The sanctions regime was an effective tool to keep Iran in check and, with the JCPOA, was replaced with something less effective – a bad decision according to Lapid. Looking into the future, he predicted it would be “possible to push the Iranians into a better deal.”
“Last time I checked, the rial was at its all-time low compared to the dollar. This is the kind of economy that cannot last long under real pressure,” he said.
Key to rolling back Iran’s presence in the region was to work with Russia in Syria, Lapid insisted, hailing the cooperation between Jerusalem and Moscow in the neighboring state. “Russia is calling the shots in Syria, which is due to the fact that the Unites States decided not to be present,” he explained, clarifying he was “not criticizing, just observing.”
When asked if Russia has the power to keep Iran out of Syria, Lapid said “they can do that; or they can pressure Assad; or understand that we are going to do it if no one else will.”
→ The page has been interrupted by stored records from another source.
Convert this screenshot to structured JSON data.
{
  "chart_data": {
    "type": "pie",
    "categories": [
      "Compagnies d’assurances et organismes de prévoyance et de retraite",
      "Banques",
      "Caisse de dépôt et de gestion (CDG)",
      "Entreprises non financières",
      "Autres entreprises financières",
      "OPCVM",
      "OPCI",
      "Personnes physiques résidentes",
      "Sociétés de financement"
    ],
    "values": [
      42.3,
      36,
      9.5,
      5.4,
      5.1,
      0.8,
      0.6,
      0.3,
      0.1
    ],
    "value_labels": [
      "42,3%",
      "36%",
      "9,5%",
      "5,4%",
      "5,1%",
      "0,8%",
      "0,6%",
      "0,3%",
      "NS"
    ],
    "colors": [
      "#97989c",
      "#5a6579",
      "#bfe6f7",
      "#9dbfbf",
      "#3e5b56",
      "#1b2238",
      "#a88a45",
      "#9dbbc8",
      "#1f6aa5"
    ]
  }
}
Considering the volatile situation on Israel’s border, Lapid urged the United States to recognize Israeli sovereignty over the Golan Heights. “There were all kinds of discussions throughout the years, but this is over, because it is so obvious that nobody in their right mind is going to give the Golan Heights to a mass murderer who just killed half a million of his own people.”
Referring to the crimes committed by the regime of Bashar al-Assad with the support of Iran, including the use of chemical weapons against civilians, Lapid insisted that any Israeli handover of territory to the regime was off the table — and that it was time for the international community to recognize that.
“Now that the risks are so obvious, we will never renegotiate the Golan Heights,” he said. “It’s ours and always has been. It’s not like the West Bank or anything.”
Reflecting further on developments in the region, Lapid charged “Turkey is not a democracy anymore.” The same political circles which castigate Israel, the only liberal democracy in the Middle East, turn a blind eye to the situation in Turkey.
He observed that “Turkey has no interest in human rights. It is an Islamic autocracy. And it has no place in NATO (…) we are all playing a dangerous game for not recognizing Turkey for what it really is.”
Lapid continued: “If a leader of a country controls the national media; if he is imprisoning journalists and opposing leaders; if you are not allowed to say what you want; to say and if you cannot cover the election in a way you want while there are strong rumors of forgery, then it is no longer democracy.”
“We are misguided about what democracy means today,” Lapid concluded.